Your past does not define your future.
Today's piece is dedicated to April. (age 18) - My prayer is that she continues to grow her self worth and by sharing her redemption story, she plants hope seeds, awareness, and courage to other runaways.
“I was 15 at the time and was a runaway.
I met Tom who wanted to be my friend. Once I became his friend, I realized he really wanted to be a pimp. He intimidated me by threatening to beat me up if I tried to leave. I was scared of him so I wouldn’t leave. He would drop me off at a hotel while he went to work and I would prostitute myself for him.
It lasted from March until June or July. Sometimes it would be every day, sometimes he would say, ‘not today, but tomorrow.’ Out of the week, maybe 4-5 times a week, I was with different men.
I just felt like that it was my fault and I deserved it and nobody would ever believe me or try to help me, so I just let them control how I thought about myself.
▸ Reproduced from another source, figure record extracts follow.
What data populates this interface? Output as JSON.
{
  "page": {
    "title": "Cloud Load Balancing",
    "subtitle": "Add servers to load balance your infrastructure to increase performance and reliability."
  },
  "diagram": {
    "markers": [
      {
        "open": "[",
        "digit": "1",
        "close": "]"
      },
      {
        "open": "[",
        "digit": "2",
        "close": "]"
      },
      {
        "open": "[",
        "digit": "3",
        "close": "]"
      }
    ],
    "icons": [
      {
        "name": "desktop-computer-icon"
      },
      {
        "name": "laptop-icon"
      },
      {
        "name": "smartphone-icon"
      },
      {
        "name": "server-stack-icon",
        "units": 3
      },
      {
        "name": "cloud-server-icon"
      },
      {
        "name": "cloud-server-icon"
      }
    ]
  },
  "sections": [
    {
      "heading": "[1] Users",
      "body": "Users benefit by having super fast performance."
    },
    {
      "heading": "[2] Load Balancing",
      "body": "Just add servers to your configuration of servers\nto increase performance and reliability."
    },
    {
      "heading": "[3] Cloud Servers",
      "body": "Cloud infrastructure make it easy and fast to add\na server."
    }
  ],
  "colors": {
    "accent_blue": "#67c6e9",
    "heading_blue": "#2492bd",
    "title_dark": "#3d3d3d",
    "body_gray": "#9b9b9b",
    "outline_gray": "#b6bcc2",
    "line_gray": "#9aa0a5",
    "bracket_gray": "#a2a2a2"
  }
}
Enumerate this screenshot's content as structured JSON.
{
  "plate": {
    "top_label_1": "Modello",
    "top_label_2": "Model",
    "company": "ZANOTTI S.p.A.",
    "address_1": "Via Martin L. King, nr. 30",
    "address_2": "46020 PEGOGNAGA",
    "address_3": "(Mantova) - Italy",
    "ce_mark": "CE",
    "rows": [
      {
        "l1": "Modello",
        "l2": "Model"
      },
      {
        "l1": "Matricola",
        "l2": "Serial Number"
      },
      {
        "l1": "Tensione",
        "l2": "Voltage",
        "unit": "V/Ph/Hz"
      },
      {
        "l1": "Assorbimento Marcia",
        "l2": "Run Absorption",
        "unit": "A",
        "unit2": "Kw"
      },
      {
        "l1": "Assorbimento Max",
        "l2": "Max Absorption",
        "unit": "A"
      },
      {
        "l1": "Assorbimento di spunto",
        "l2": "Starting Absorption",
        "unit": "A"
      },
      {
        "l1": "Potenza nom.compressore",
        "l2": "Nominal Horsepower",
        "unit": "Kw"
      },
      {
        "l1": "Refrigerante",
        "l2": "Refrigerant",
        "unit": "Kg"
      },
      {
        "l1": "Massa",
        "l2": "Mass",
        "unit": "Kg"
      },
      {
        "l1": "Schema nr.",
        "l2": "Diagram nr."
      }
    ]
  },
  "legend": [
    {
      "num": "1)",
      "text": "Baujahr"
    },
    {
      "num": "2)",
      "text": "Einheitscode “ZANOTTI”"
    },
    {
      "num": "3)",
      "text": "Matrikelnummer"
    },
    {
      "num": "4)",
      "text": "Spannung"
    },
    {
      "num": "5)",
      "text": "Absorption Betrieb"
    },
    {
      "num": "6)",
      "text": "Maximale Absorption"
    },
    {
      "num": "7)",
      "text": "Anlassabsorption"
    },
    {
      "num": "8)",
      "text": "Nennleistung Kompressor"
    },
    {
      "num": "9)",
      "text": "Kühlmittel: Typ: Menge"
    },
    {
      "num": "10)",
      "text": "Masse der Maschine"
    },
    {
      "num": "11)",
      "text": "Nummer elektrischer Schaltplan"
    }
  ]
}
They were always verbally abusive and putting me down and it got to the point that I actually started believing it. Just letting someone control your own freedom takes over just what you do. I couldn’t leave the room. It was like ‘wow, I’m letting someone make me feel so scared.’
I never called the police because I felt it was my fault. I felt at the time like I had to stay. One day the FBI ended up coming to my house and contacted me because my name came up in their investigation.
You have to know your self-worth. It’s OK to ask for help. When you are as low as I was, you don’t know you are a victim, you feel it's all your fault.
You don't have to stay a victim. You can have the worst past, but that doesn’t mean you can’t have a successful future.”